La mise à jour en ligne depuis hier a été à la fois cosmétique et technique. Pour la partie cosmétique, on nous indique qu’il s’agit là des derniers ajustements avant la sortie d’une future nouvelle version, tablée avant la fin du premier semestre. Mais les modifications ont concerné aussi l’accès qui repose maintenant sur une inscription obligatoire, et une gestion des droits sur laquelle se concentre le maximum de critiques. Les utilisateurs se plaignent en effet de la disparition de nombreux artistes dans leurs playlists, constituées au fil des mois...

deezer musique Jonathan Benassaya

Une inscription devenue obligatoire mais utile

Comme nous l’indiquions hier matin, Deezer impose aujourd’hui une inscription préalable pour accéder à son contenu.
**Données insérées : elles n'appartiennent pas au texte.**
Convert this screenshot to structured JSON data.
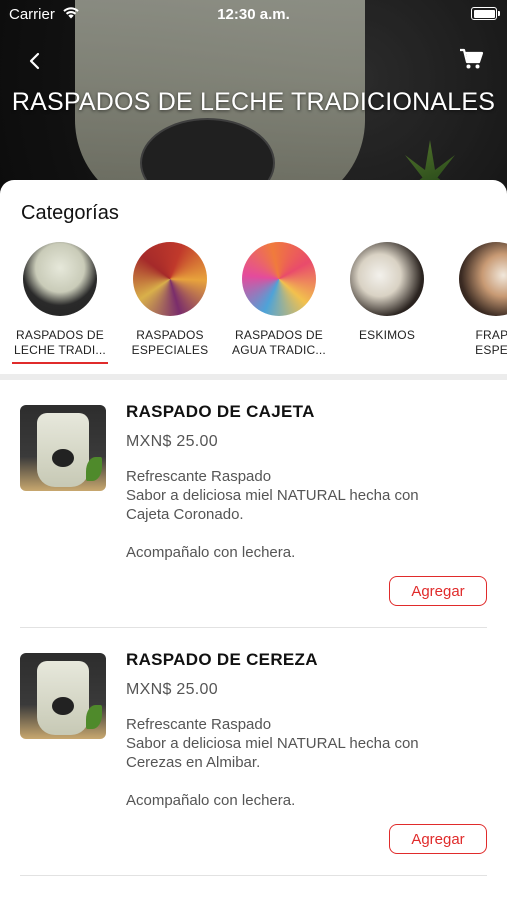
{
  "status_bar": {
    "carrier": "Carrier",
    "time": "12:30 a.m."
  },
  "header": {
    "title": "RASPADOS DE LECHE TRADICIONALES",
    "back_icon": "chevron-left-icon",
    "cart_icon": "cart-icon"
  },
  "categories": {
    "heading": "Categorías",
    "items": [
      {
        "label": "RASPADOS DE\nLECHE TRADI...",
        "selected": true
      },
      {
        "label": "RASPADOS\nESPECIALES",
        "selected": false
      },
      {
        "label": "RASPADOS DE\nAGUA TRADIC...",
        "selected": false
      },
      {
        "label": "ESKIMOS",
        "selected": false
      },
      {
        "label": "FRAPP\nESPEC",
        "selected": false
      }
    ]
  },
  "products": [
    {
      "name": "RASPADO DE CAJETA",
      "price": "MXN$ 25.00",
      "description": "Refrescante Raspado\nSabor a deliciosa miel NATURAL hecha con\nCajeta Coronado.\n\nAcompañalo con lechera.",
      "add_label": "Agregar"
    },
    {
      "name": "RASPADO DE CEREZA",
      "price": "MXN$ 25.00",
      "description": "Refrescante Raspado\nSabor a deliciosa miel NATURAL hecha con\nCerezas en Almibar.\n\nAcompañalo con lechera.",
      "add_label": "Agregar"
    }
  ],
  "colors": {
    "accent": "#e02b2b",
    "header_bg": "#1d1d1d"
  }
}
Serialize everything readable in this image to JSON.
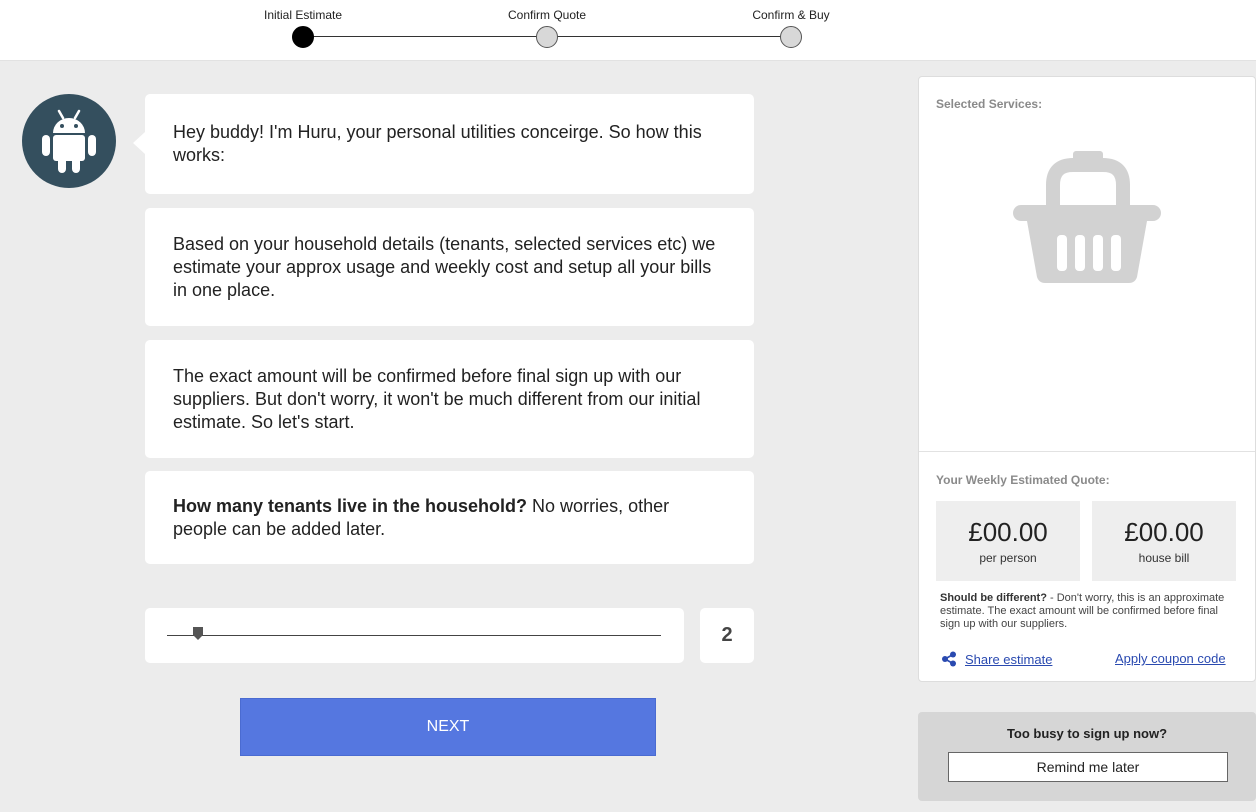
{
  "stepper": {
    "steps": [
      {
        "label": "Initial Estimate",
        "active": true
      },
      {
        "label": "Confirm Quote",
        "active": false
      },
      {
        "label": "Confirm & Buy",
        "active": false
      }
    ]
  },
  "assistant": {
    "avatar_icon": "android-icon"
  },
  "messages": [
    {
      "text": "Hey buddy! I'm Huru, your personal utilities conceirge. So how this works:"
    },
    {
      "text": "Based on your household details (tenants, selected services etc) we estimate your approx usage and weekly cost and setup all your bills in one place."
    },
    {
      "text": "The exact amount will be confirmed before final sign up with our suppliers. But don't worry, it won't be much different from our initial estimate. So let's start."
    },
    {
      "bold": "How many tenants live in the household?",
      "text": " No worries, other people can be added later."
    }
  ],
  "tenants": {
    "value": "2"
  },
  "next_button": "NEXT",
  "sidebar": {
    "selected_services_title": "Selected Services:",
    "basket_icon": "basket-icon",
    "quote_title": "Your Weekly Estimated Quote:",
    "per_person_amount": "£00.00",
    "per_person_label": "per person",
    "house_bill_amount": "£00.00",
    "house_bill_label": "house bill",
    "note_bold": "Should be different?",
    "note_text": " - Don't worry, this is an approximate estimate. The exact amount will be confirmed before final sign up with our suppliers.",
    "share_icon": "share-icon",
    "share_label": "Share estimate",
    "coupon_label": "Apply coupon code"
  },
  "busy": {
    "title": "Too busy to sign up now?",
    "button": "Remind me later"
  },
  "colors": {
    "primary_button": "#5577e0",
    "avatar_bg": "#344f5e",
    "link": "#2a4ab0"
  }
}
Les explications de Jonathan Benassaya partent d’une double approche : « Il y a l’approche négativiste, où l’on dit : ‘oui, on va fliquer les utilisateurs pour mieux leur balancer des messages publicitaires’. J’ai envie de dire, hélas, oui ! Mais la réalité, c’est aussi que dans le nouveau Deezer il y aura surtout beaucoup de profiling qui va être mis en place aussi bien en termes de découverte musicale, de suggestions d’amis, de smartradios, etc. Les algorithmes qui travaillent sur la suggestion ont besoin d’énormément de données en amont pour être fiables. Avec la nouvelle version, nous profiterons de 4 mois d’historiques ce qui nous permettra de construire un bon modèle de suggestions. »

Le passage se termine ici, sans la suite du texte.